Comment by Simon Monk posted on
This is a great read, I absolutely agree in that it is sometimes easy to start feeling sorry for ones self and I have over indulged in this regard. I end up complaining to my wife and I realise its not fair on her. I used to be mega fit and this was a big hobby for me but one mechanism i use is to say to myself that further down the line there might be something developed that can help me with my knee. There may be a procedure that improves my situation - who knows? I do offer my support to anyone who wishes to chat when they are feeling down.
Comment by Natasha posted on
You are an inspiration, Ben. Thank you for sharing. 🙂
Comment by Ben Good posted on
Ben, I too have RP with no central vision. Having met you at the FCO event I would just like to say that, as a role model for HMRC, you inspired me. Thank you. I hope I can be as inspirational to my colleagues.
Comment by Gavin Thomas posted on
Thank you Ben for sharing your experience and both the highs and the lows. I hope that the way that you have not only sought to overcome the challenges that you faced but to also look to support your colleagues will inspire others.
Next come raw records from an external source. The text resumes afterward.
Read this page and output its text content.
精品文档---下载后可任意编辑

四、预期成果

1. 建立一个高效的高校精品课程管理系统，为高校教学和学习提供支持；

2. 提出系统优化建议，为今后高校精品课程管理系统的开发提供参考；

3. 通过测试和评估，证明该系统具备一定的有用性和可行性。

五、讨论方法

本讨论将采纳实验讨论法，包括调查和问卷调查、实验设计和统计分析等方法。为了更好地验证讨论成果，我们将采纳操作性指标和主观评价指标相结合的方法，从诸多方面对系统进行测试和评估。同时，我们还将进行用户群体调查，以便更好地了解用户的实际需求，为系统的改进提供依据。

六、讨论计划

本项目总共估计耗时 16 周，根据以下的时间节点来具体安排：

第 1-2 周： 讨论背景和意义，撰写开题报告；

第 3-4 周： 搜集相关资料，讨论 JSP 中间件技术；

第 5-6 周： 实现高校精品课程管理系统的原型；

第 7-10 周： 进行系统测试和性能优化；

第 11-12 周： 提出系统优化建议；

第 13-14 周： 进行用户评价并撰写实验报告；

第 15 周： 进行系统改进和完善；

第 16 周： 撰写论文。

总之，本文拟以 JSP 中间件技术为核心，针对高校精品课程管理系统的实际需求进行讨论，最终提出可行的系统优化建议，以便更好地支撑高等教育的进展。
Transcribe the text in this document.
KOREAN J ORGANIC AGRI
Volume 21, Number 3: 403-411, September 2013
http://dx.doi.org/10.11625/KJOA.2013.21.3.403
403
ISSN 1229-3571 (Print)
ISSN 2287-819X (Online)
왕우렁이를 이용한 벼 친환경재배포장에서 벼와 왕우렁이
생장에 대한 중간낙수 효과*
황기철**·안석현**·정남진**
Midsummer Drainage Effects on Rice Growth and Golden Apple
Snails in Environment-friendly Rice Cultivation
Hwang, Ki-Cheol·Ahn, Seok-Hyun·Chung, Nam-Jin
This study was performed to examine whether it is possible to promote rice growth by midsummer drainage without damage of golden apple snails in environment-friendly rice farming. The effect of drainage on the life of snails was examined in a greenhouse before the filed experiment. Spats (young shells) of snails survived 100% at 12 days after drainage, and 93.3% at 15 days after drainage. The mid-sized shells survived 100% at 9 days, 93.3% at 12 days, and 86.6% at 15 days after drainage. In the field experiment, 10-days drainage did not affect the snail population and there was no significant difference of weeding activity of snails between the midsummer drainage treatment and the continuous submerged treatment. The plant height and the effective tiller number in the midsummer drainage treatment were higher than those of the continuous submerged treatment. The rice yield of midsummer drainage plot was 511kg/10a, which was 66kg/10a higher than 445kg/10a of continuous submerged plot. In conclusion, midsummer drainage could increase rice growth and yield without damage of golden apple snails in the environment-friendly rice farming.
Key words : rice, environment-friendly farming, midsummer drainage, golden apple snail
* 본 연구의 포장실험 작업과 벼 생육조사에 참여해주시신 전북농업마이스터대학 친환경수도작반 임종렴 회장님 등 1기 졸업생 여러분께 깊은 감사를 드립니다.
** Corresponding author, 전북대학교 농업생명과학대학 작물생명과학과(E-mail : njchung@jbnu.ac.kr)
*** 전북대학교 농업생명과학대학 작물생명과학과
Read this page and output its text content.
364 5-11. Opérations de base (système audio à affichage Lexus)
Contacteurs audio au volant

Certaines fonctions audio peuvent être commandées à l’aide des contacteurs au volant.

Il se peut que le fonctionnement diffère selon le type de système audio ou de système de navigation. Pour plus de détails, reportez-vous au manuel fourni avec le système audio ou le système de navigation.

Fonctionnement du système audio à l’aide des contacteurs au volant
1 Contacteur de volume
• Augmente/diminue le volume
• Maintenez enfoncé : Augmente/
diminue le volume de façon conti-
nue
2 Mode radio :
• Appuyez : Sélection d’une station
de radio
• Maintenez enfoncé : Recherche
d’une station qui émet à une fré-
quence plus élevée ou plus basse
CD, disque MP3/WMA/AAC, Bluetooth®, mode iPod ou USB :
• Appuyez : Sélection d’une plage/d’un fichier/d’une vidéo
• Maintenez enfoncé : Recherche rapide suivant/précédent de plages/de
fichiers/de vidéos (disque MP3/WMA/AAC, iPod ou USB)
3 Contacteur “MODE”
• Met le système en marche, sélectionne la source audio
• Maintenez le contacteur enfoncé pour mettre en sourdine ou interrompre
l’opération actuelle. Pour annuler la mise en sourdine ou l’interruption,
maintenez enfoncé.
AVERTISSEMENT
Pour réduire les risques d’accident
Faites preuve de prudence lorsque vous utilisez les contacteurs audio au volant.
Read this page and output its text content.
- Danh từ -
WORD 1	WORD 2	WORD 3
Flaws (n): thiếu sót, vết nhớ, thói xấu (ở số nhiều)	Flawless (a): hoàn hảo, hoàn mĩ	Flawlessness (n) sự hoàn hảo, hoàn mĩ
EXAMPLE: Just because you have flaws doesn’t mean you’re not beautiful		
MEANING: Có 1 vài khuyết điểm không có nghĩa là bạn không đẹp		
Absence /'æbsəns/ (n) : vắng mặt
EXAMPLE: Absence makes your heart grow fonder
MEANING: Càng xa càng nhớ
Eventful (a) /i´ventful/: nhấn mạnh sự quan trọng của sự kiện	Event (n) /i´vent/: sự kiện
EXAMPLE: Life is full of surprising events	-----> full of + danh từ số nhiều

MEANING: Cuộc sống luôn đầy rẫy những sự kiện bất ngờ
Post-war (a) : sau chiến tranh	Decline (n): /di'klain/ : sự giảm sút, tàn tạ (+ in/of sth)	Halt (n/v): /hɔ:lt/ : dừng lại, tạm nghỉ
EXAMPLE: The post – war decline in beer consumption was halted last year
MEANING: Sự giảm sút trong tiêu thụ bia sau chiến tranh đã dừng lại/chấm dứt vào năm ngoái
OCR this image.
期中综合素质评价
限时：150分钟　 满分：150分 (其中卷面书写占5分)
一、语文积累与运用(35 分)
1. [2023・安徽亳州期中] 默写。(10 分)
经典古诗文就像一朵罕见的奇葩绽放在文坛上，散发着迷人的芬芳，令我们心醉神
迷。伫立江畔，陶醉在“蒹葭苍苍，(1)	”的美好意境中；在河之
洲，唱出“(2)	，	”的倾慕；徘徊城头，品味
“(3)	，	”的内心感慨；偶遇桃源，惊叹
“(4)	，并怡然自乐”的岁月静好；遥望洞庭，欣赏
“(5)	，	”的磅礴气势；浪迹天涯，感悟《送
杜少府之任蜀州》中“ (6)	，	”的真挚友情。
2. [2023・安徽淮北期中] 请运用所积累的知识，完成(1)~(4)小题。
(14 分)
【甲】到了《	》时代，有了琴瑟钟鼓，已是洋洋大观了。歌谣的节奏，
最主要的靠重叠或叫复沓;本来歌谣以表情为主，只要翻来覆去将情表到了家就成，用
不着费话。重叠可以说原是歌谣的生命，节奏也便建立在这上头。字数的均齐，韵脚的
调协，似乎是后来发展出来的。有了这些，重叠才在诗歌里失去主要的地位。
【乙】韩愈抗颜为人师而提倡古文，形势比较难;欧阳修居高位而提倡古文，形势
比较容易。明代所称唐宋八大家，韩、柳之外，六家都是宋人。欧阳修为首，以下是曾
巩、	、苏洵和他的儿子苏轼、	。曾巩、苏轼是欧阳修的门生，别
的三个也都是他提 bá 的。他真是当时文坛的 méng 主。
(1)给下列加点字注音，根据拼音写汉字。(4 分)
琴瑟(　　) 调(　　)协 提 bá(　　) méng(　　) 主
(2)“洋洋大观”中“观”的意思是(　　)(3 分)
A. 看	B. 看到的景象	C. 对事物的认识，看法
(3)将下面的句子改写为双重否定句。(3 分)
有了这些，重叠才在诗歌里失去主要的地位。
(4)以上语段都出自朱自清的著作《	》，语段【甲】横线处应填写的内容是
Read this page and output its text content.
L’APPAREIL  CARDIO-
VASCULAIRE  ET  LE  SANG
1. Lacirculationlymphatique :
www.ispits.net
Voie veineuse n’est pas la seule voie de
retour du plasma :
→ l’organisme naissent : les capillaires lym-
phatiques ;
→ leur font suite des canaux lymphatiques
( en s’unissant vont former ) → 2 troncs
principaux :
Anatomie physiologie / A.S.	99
As someone whose parents came from St Helena, it was also interesting to hear about your travels and I am glad that you were able to appreciate the beautiful scenery.
Comment by Karen Deus posted on
Thank you for being so honest and so positive 🙂
I am going through the anger v acceptance stage having had a very recent and therefore rather raw MS diagnosis . My philosophy comes from John Lydon "Anger is an energy"
Comment by Henry F posted on
Thank you for writing this, Ben. As a humble AO, it's great to see other people with sight loss excelling in the Civil Service. If you ever fancy mentoring, do let me know. Henry
Comment by Grace posted on
Thanks for sharing your story Ben - I think there are lots of your messages that everyone can learn from regardless of whether we have a disability or not, particularly around the resilience.
Really great to see such an open blog - thank you again.
Comment by Helen Lederer posted on
Uplifting, inspiring and just plain sensible wisdom for all to follow...
Comment by Bharat Mankad posted on
Your article is an inspiration to we all visually impaired. I fully agreed that we should apologise when do any mistake, as due to our disability this would be obvious.
I am by birth registered partially sighted and photophobia i.e. sensitive to daylight. I did came across lots of barriers to be a solicitor in UK eventually.